By necessity, military organizations are intended to be very structured, with a clear chain of command and strict discipline.  To some degree, that ethos of strict discipline is intended to prevent the Eddie Gallaghers of the world from running amuck in a military organization.  But the Navy Seal teams portrayed in the book do not adhere to that traditional model.  Rank structure is more ambiguous and those with the most authority in a unit are not necessarily the most senior ranking members.  Similarly, rigid discipline, strict adherence to standards, and obedience to orders do not seem to be a significant part of this Navy Seal team’s ethos.  The explanation for the departure from traditional military organization and ethos was justified by these Seal units because of their unique mission.  These are the most elite special forces units, given the most challenging missions where initiative, aggressiveness, and adaptability are valued above the military ethos of discipline and good order.  Gallagher and others like him are characterized as pirates.  Eddie Gallagher expertly manipulated this pirate mentality and, as depicted in the book, time and time again pursued his narcissistic urges without ever being held to account by members of his own unit or, ultimately, the Navy leadership (p.

This depiction of a pirate who consistently flouted the law, established rules, traditions, and procedures intended to ensure order and discipline was frustrating and upsetting to read about.  The reader will be constantly looking for anyone in this narrative to step up and put a stop to Gallagher’s dangerous and lawless behavior.  Unfortunately, no one did until after the unit returned from Iraq and after much of the damage had already been done.  And even then, those that ultimately did step up were stonewalled and ignored when they tried to report Gallagher’s crimes.

The author covers the lead up to the trial and the actual court-martial of Gallagher in some detail.  A reader may wonder why Gallagher was tried in a military court-martial as opposed to some other forum for his alleged crimes.  That decision was not however, unusual.  It is the policy of the United States and many other countries to prosecute their own solders who are alleged to commit war crimes in their own domestic courts.  While critics may claim that such an approach is intended to allow counties to shield their own forces from accountability, the reality is more nuanced.  The United States military has a well-established history of holding at least lower-ranking service members accountable for their battlefield misconduct.  The real challenge that the prosecution faced in this case was the absence of physical evidence or other objective facts that proved Gallagher had killed the prisoner.  Absent that evidence, the prosecution had to rely on witnesses who were steeped in the Navy Seal tribal culture of protecting their own.  The book accurately and thoroughly describes all of this.

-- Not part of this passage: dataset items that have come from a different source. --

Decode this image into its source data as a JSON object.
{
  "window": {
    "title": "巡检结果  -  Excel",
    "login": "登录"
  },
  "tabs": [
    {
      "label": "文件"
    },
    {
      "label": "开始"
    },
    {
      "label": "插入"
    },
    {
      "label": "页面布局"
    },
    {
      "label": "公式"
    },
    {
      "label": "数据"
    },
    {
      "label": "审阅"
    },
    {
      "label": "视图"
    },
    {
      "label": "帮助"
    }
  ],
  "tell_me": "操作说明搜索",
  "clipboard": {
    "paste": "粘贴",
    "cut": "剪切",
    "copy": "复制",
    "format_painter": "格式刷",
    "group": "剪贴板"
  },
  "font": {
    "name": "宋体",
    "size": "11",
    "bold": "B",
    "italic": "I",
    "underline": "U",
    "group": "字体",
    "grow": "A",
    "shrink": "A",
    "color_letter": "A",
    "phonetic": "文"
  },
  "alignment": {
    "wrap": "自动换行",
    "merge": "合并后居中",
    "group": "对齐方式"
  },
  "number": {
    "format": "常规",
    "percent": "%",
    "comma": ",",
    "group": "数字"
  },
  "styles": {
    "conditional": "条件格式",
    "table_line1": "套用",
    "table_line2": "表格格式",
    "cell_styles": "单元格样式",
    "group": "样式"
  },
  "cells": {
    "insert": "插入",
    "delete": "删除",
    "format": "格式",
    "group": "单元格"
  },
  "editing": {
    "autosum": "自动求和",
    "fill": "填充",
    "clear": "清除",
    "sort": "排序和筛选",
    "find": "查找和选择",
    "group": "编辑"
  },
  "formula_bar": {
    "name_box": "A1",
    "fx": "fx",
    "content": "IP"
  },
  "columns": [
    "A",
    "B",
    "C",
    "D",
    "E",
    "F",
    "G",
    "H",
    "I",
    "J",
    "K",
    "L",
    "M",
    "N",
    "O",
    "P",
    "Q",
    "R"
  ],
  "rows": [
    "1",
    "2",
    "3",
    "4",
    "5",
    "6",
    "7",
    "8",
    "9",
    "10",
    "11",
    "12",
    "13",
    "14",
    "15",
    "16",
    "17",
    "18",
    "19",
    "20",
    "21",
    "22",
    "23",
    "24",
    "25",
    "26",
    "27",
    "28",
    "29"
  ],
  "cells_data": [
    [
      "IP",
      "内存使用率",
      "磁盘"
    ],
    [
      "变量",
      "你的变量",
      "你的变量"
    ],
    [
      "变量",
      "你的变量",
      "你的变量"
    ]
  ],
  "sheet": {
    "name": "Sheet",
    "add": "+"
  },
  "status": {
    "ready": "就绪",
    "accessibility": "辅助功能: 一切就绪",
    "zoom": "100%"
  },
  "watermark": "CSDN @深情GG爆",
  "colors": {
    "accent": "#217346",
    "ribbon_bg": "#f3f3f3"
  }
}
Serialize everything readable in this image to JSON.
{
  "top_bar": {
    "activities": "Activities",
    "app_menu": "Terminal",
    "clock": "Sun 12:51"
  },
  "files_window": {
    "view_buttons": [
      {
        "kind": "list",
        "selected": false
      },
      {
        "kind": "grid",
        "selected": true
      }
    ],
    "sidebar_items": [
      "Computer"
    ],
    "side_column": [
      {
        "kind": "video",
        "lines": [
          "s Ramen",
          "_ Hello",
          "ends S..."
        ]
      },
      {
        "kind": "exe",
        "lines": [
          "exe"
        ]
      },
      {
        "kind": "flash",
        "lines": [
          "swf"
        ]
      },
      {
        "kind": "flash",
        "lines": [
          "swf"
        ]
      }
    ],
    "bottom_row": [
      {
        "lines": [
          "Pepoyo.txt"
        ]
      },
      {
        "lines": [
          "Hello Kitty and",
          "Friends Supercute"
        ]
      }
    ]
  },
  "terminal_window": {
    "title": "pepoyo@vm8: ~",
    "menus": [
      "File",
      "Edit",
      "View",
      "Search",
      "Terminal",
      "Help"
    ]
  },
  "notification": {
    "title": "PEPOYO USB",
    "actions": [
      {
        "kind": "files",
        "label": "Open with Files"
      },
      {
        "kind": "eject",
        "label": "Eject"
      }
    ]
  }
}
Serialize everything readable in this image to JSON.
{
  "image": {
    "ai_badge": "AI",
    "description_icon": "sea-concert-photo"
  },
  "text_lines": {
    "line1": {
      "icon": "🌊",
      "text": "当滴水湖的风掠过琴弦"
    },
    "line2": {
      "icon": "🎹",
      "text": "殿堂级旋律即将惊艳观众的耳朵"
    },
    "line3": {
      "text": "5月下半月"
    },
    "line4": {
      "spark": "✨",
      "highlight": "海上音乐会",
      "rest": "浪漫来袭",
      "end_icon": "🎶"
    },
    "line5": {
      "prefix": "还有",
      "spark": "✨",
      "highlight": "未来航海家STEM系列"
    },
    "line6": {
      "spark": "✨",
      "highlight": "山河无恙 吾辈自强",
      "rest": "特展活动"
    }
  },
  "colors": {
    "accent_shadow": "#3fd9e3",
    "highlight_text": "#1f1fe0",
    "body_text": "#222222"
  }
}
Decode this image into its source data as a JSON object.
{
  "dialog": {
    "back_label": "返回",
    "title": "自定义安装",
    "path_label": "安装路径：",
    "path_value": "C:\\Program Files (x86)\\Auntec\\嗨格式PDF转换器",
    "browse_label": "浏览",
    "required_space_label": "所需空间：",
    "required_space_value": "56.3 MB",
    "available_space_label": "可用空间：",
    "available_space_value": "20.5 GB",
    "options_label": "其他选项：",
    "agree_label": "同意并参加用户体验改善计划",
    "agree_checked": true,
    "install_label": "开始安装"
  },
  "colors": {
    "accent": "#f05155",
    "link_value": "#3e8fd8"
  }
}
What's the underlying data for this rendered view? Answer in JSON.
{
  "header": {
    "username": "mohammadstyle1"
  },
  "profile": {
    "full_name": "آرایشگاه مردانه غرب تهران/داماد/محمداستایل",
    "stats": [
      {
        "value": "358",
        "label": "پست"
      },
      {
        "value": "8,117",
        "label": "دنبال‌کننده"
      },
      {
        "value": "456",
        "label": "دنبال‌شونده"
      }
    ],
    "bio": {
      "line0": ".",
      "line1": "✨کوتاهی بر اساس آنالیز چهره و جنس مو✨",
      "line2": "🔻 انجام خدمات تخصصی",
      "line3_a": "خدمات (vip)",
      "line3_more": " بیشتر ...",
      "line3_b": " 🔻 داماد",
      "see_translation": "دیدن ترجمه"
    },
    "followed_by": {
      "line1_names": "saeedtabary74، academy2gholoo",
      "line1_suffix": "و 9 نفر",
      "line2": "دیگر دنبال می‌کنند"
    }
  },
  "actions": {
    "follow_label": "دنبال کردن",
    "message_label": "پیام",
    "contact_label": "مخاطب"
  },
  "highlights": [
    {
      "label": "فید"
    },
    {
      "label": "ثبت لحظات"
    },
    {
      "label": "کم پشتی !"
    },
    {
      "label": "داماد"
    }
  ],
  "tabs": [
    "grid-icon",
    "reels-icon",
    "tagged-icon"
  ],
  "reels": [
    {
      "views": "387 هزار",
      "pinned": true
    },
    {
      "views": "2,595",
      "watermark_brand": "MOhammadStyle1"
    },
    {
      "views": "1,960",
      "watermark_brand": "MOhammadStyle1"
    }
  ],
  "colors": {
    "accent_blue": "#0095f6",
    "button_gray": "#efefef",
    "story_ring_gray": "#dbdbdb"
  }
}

For me, this book was a reaffirmation and reminder of why military order and discipline exist.   Rules matter and a strong legal structure coupled with a military chain of command that is committed to enforcing and abiding by those rules is an essential part of any military unit, perhaps even more so in units that are tasked with the most dangerous missions.  Without that strong sense of order and discipline, the Eddie Gallagher’s of the world can almost single-handedly destroy even the most elite units and turn them into a lawless band of thugs.

 

Victor Hansen is a Professor of Law at New England Law Boston.